In the opening half of this year, China’s appetite for gold has reached astonishing heights, with consumption soaring to nearly 555 tons—a remarkable 16 per cent surge compared to the previous year. This trend has ignited what some describe as a ‘domestic gold frenzy’. However, an interesting contrast emerges as diamonds, once the epitome of luxury, seem to have lost their allure. The diamond market in China experienced a contraction, with its size dwindling to $11.4 billion in 2022, a drop of $2.5 billion from the preceding year.

From the vibrant heart of Shenzhen, China’s prime distribution hub for wholesale jewellery, Xu Hua delves into this intriguing narrative.

Xu Hua reports from Shenzhen’s Shuibei Jewelry Market, a colossal wholesale haven revered across China. The market has witnessed an influx of consumers from every corner of the nation, drawn by the upward trajectory of international gold prices. The appeal of Shuibei lies not only in the diversity of designs and styles but also in the budget-friendly price tags, facilitating brisk deals that materialize within seconds.

In the words of Shenzhen residents:

Yu Wanling, Shenzhen Resident: “Shuibei is renowned for its gold sales. The quality of gold here is more trustworthy than elsewhere.”

Zheng Ce, Shenzhen Resident: “As we are on the verge of marriage, we find it more prudent to invest in gold for its potential as an heirloom or everyday adornment.”

The allure of gold for the first half of 2023 has resulted in a staggering 555 tons of gold jewellery being consumed domestically. Within this gold consumption landscape, gold bar purchases have skyrocketed by 30 per cent year-on-year, culminating in 146 tons. Simultaneously, gold jewellery sales witnessed an impressive 15 per cent increase from the same period the previous year, with a total of 368 tons sold.

Hao Runsong, General Manager of Lidu Gold, affirms this trend: “In 2023, our gold sales have surged by 20-30 per cent compared to last year.”

However, juxtaposing this golden fervour, the entrances to neighbouring diamond emporiums appear somewhat solitary, as these coveted gemstones have faced a depreciation in value over recent months.

Liu Jingli, Manager of Yishidai Jewelry, laments the downturn in diamond inlays: “The retail transaction volume for diamond inlays has waned, and wholesale sales have also seen a decline.”

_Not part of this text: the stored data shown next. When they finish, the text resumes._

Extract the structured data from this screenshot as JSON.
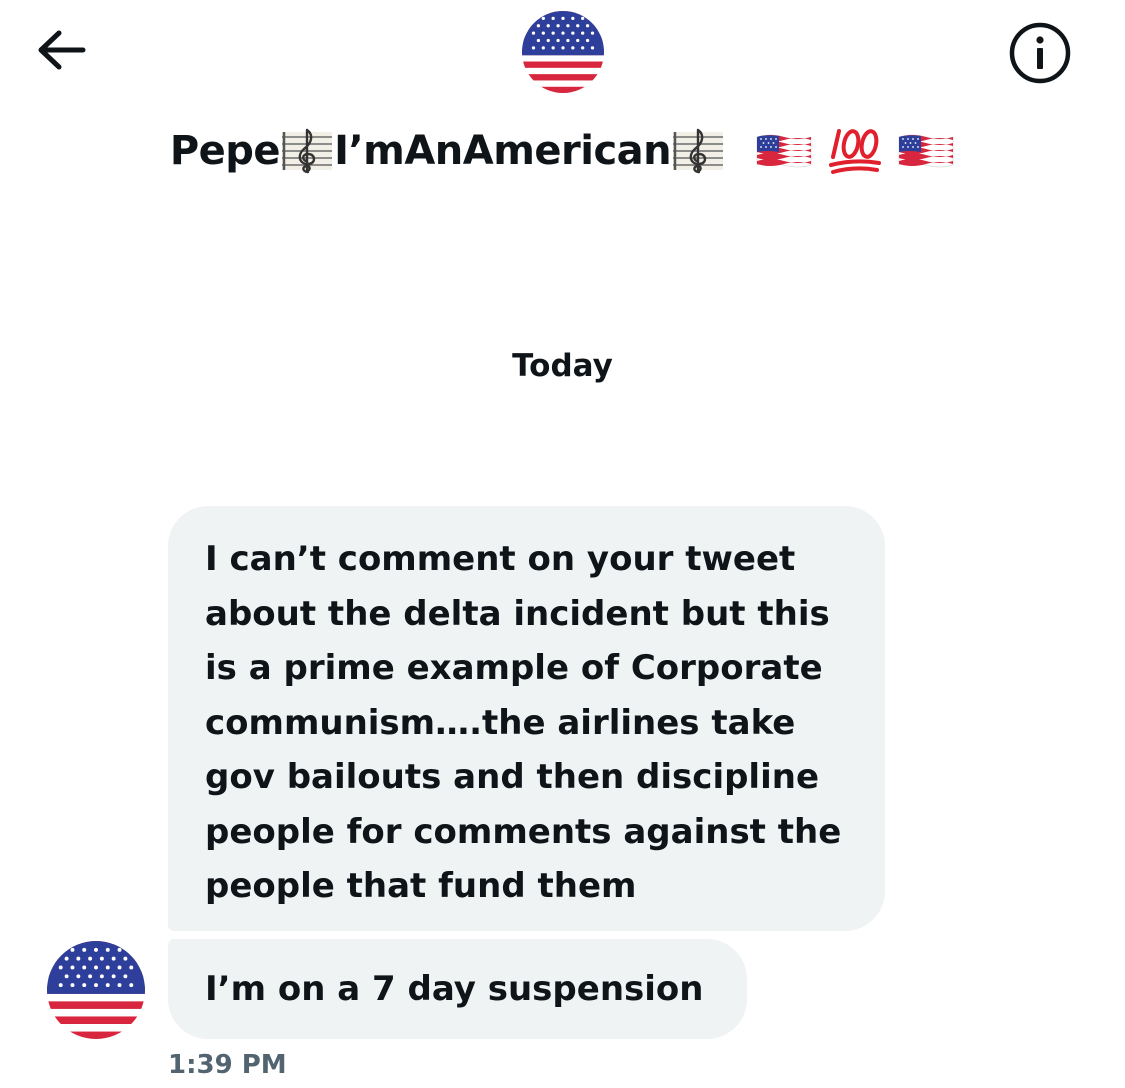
{
  "header": {
    "back_label": "Back",
    "info_label": "Conversation info",
    "avatar_icon": "us-flag-avatar",
    "title_name": "Pepe ",
    "title_handle_core": "I’mAnAmerican",
    "title_icons": [
      "musical-score-icon",
      "musical-score-icon",
      "us-flag-icon",
      "hundred-points-icon",
      "us-flag-icon"
    ]
  },
  "conversation": {
    "day_label": "Today",
    "messages": [
      {
        "text": "I can’t comment on your tweet about the delta incident but this is a prime example of Corporate communism….the airlines take gov bailouts and then discipline people for comments against the people that fund them"
      },
      {
        "text": "I’m on a 7 day suspension"
      }
    ],
    "timestamp": "1:39 PM",
    "sender_avatar_icon": "us-flag-avatar"
  },
  "colors": {
    "text_primary": "#0f1419",
    "text_secondary": "#536471",
    "bubble_bg": "#eff3f4",
    "flag_red": "#d7263d",
    "flag_blue": "#2d3f9a",
    "hundred_red": "#e0202c"
  }
}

Zhao Li, Director of The Gold Plaza Operation Center, sheds light on the challenges faced by the diamond jewellery sector: “Sales of diamond jewellery have experienced a minor decline, attributed to decreased prices, fewer marriages, the emergence of cultivated diamonds, and evolving buyer preferences.”

In response to daily adornment needs, some consumers are turning to art jewellery as an intriguing alternative to traditional diamond jewellery.

Huang Weijun, Brand Director of Shenzhen REIEN Jewelry, shares the resounding success of art jewellery: “Our sales of art jewellery for the first half of this year have surged by about 300 per cent compared to the entirety of last year.”

Economists speculate that the surging gold sales reflect a growing unease with the economic outlook. Wu Haifeng, Executive Director of the Shenzhen Institute of Data Economy, suggests that during times of uncertainty—particularly surrounding economic growth and income prospects—individuals often seek to diversify their investment portfolios. This often entails shifting towards tangible assets such as gold and real estate.

Nonetheless, Wu acknowledges that the real estate market has been lacklustre since the previous year’s onset. In response, Chinese consumers and investors are venturing into other avenues. Wu emphasizes the necessity of well-crafted stimulative policies to ensure market vitality and a robust economic revival.

Reporting from Shenzhen, Guangdong Province, this is Xu Hua for CGTN.